Wave after wave of bizarre weather has ravaged the Northern Hemisphere, but don’t blame the Arctic, scientists say

Lesley Price
Recent reports of droughts in California, warmer winters in Alaska and a freezing over of the American Mid-west have led many to believe that a warming Arctic is causing extreme weather phenomena across the Northern Hemisphere. Scientists, however say there is no scientific evidence to support the fact.
“The Arctic is leading the way in climate change – we’ve known that since the late 19th century, and of course, it’s going to be in the Arctic where this change in most pronounced,” said Mark Serreze, a professor at the University of Colorado and the director of the National Snow and Ice Data Centre (NSIDC).
“The big science questions is, does climate change have a significant effect on weather and climate beyond the Arctic – and the simple answer is, we still don’t know.”
Serreze explained the rapid loss of ice cover has caused a rapid rise in air temperatures over the Arctic and the rest of the planet, known as Arctic amplification. However, the links between Arctic ice loss and the “crazy winter weather patterns” throughout the Northern hemisphere are still unknown and currently “very controversial”.
“You have a number of scientists out there who are very strong advocates for this point of view, but I tend to be circumspect about it,” he said. “We need more data and more time to actually see if these argued links are valid.”

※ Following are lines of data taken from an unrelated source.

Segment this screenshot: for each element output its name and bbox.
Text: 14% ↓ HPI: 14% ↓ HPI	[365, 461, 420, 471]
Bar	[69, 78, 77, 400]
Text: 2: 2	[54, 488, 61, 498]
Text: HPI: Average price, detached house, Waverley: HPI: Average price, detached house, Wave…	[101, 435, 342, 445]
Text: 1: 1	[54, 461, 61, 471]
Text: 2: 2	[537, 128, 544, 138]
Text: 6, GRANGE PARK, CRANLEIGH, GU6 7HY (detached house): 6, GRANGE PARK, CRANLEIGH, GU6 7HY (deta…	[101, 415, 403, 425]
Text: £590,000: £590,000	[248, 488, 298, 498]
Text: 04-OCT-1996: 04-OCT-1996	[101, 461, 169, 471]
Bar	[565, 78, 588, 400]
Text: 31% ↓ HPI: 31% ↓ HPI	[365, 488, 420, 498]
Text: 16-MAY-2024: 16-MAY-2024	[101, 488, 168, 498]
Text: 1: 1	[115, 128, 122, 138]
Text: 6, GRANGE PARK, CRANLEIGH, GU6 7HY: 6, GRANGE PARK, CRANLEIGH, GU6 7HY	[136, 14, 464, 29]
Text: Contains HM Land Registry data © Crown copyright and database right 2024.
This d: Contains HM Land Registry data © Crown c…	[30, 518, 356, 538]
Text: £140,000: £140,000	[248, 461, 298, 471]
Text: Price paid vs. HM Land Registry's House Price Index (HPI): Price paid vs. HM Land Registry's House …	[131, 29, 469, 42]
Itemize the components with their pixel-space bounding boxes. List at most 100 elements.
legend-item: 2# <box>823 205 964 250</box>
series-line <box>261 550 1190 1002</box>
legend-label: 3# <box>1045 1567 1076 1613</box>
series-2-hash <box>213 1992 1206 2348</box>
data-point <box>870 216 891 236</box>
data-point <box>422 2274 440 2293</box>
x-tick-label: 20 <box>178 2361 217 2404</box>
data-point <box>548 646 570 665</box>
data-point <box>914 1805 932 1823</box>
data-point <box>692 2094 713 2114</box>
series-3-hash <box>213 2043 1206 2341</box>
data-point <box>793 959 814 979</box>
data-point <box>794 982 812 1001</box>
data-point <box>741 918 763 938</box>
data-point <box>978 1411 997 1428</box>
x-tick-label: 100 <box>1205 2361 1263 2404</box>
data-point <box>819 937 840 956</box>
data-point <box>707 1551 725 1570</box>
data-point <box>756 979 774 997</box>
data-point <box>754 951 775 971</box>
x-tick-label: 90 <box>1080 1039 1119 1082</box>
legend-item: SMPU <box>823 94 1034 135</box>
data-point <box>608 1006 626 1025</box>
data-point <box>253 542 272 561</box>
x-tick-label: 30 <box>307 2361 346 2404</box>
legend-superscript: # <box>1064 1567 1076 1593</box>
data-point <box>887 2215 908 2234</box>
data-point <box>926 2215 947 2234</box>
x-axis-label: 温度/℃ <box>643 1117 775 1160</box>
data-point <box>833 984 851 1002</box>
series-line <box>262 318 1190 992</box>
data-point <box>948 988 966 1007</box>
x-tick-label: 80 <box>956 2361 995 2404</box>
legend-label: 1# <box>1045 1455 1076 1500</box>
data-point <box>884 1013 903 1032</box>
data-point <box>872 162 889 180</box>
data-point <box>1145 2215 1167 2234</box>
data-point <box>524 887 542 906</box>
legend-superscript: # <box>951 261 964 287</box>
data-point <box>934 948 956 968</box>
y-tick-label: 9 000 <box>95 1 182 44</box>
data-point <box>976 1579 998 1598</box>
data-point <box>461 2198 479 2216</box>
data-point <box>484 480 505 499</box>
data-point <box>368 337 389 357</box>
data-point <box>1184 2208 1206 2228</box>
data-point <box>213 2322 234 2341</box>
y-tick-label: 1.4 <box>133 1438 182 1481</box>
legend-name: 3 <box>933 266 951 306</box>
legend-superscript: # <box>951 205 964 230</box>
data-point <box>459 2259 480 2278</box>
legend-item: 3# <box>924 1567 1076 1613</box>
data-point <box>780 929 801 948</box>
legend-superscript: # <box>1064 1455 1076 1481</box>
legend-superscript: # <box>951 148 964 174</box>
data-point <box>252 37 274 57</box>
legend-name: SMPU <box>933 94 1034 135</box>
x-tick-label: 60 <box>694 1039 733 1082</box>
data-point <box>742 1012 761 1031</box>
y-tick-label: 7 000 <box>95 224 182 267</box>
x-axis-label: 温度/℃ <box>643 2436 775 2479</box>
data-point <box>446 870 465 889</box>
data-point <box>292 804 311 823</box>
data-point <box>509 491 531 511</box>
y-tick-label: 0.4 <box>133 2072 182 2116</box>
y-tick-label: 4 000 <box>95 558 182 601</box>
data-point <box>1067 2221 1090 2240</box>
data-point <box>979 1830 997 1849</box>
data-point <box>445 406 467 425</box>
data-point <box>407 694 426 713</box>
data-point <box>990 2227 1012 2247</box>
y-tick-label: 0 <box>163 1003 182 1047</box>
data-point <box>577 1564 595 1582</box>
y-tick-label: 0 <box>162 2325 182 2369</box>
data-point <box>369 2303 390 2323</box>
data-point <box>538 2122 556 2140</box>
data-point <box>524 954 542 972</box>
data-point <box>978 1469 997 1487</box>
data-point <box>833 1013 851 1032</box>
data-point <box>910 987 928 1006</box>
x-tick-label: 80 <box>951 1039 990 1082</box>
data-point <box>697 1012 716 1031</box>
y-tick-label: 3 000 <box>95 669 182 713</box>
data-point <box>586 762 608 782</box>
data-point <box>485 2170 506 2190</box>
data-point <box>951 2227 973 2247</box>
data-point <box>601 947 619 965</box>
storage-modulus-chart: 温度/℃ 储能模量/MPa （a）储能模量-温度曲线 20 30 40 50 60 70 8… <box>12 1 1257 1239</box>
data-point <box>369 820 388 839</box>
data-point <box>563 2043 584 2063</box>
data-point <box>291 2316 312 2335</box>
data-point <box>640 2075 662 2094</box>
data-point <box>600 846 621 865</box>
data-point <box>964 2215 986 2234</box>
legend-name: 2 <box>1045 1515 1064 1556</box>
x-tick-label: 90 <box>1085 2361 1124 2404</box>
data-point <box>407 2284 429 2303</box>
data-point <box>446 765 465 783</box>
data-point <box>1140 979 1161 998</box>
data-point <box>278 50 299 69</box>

Professor Tim Ball, an environmentalist and the author of the Deliberate Corruption of Climate Science, agreed, saying the current weather patterns “have been identified since the 1940s” and are “completely normal”.
Calm before the storm?
Both called the current media hype about the ‘polar vortex’, the spate of extreme cold weather in the US earlier this month, “nonsense”. However, Serreze said weather “is not always a straightforward issue”. He could see some arguments for Arctic sea ice loss potentially effecting weather patterns during autumn.
He explained that as ocean ice melts, the dark open water areas absorb a vast amount of solar energy and at end of the melt season there is increased heat trapped in the ocean that eventually re-enters the atmosphere.
“The heating of the atmosphere works through a fairly deep layer of the atmosphere, deep enough that you might be able to change the behaviour of the jet-stream and that may have links to dramatic weather patterns,” he said.
“If you’re changing the temperature gradient, the atmospheric circulation will respond, that’s the argument, but you’re going to see that in autumn. The affect of the Arctic on atmospheric heating in the winter is not going to be that significant.”
A hot political statement?
Ball, however, disagreed. He said there have been record lows in the Arctic in August, September and October this year, yet “nobody is reporting on these things because the media is biased. The cold currents do get some attention, but it’s all focused on the warming”.
Ball blamed the media for “creating the illusion that everyday weather is unnatural or unusual” and that “severe weather has actually declined”.
“Every time there is a storm anywhere, the media report it, and the impression created amongst the public is that their number is on the rise. It was always there, you just never used to hear about it,” he said.
“None of this is new or abnormal, nor is it caused by humans, however, the mythology and exploitation of it for political agendas is.”